Letters: May 30, 2005
(4 of 5)
In "Is It O.K. To Be Pudgy?" [May 9], You reported that a new study from the Centers for Disease Control and Prevention (CDC) concluded that people who are overweight but not obese are at no greater risk of dying prematurely than those of normal weight. You also reported the views of the food industry-sponsored group Center for Consumer Freedom (CCF), which says there is no obesity problem and it is all hype. The American public does not need the CDC, the CCF or anybody else to tell them what to think. Just spend a few weekends observing the crowds at amusement parks, the local zoo, or other popular spots. The obesity problem is glaring. If you don't believe your own eyes, ask foreigners visiting our country what they notice most about us.
AMIR MEHRAN, M.D.
UCLA DEPARTMENT OF SURGERY
Los Angeles
Your report confirmed that we are in a state of denial about our health, particularly about obesity. People in the U.S. are ridiculously overweight compared with those in Europe, let alone Asia. The money spent here to treat increased numbers of cases of diabetes and coronary disease alone should tell us that it is not "O.K. to be pudgy." Wake up, Americans! You are fat and paying a dreadful price for failing to eat less and exercise more. Obesity is an epidemic.
JEFFREY SEARS
Redwood City, Calif.
Manly Hand Holding
Joe Klein's column "The Perils of Hands-On Diplomacy" [May 9] called attention to the photo of President Bush walking down an uneven path in Texas hand in hand with the infirm 80-year-old Prince Abdullah of Saudi Arabia. There is nothing "unmanly"-as Klein characterized it-in extending a helping hand. Klein seems to lack any cultural awareness of the world outside the U.S.
DAN BLOOM
Chiayi, Taiwan
Klein was insightful in asking if Bush might have done better to concentrate on energy independence instead of revamping Social Security. Klein's column was fun to read, but it missed the real point: Was our President being subservient to Prince Abdullah to get better oil prices so the American people might benefit? Or was it an attitude characteristically displayed by Bush, his father and their business associates in their longtime relationship with the Saudis and therefore having nothing to do with affecting current oil prices?
JOSE L. PEREZ
Clearwater, Fla.
Of Parties and Prayer
Your report "Faith and Frat Boys" told of college students who are pursuing a relationship with God [May 9]. You successfully described the courage and faith necessary for Christian students to live their beliefs in a secular college culture that is sometimes hostile to them.

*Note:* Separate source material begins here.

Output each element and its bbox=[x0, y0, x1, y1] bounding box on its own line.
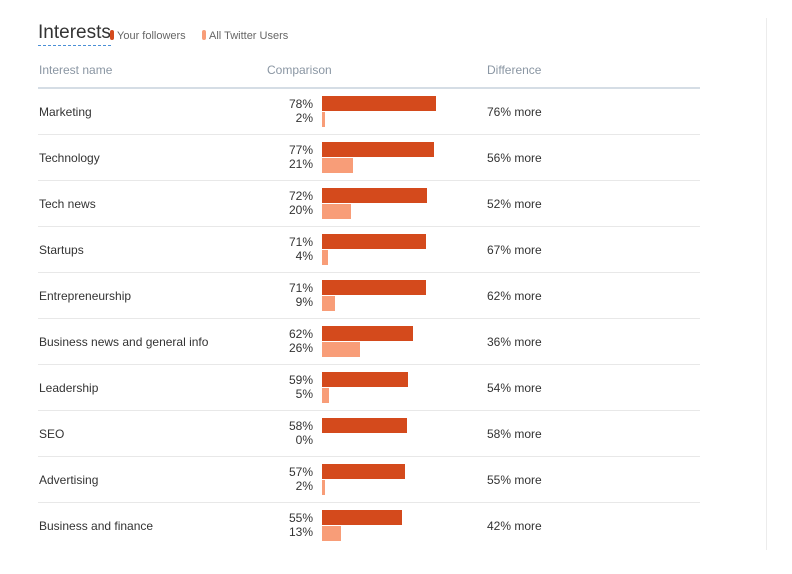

As a college minister, I appreciated TIME's accurate portrayal of today's college students, the vast majority of whom are giving serious thought to where they are on their spiritual journey.
TIM CASTEEL
Fayetteville, Ark.
Your article seemed to suggest that college students are divided into two groups: professed Christians-who abstain from drugs, alcohol, premarital sex and other vices-and all other students, who indulge in continuous debauchery. That is absurd. When I was a college student, I didn't drink, didn't smoke, didn't go to many parties. And I graduated with high honors. But I was a liberal agnostic, not a Christian. For anyone to imply that all non-Christian students are immoral is insulting and misleading.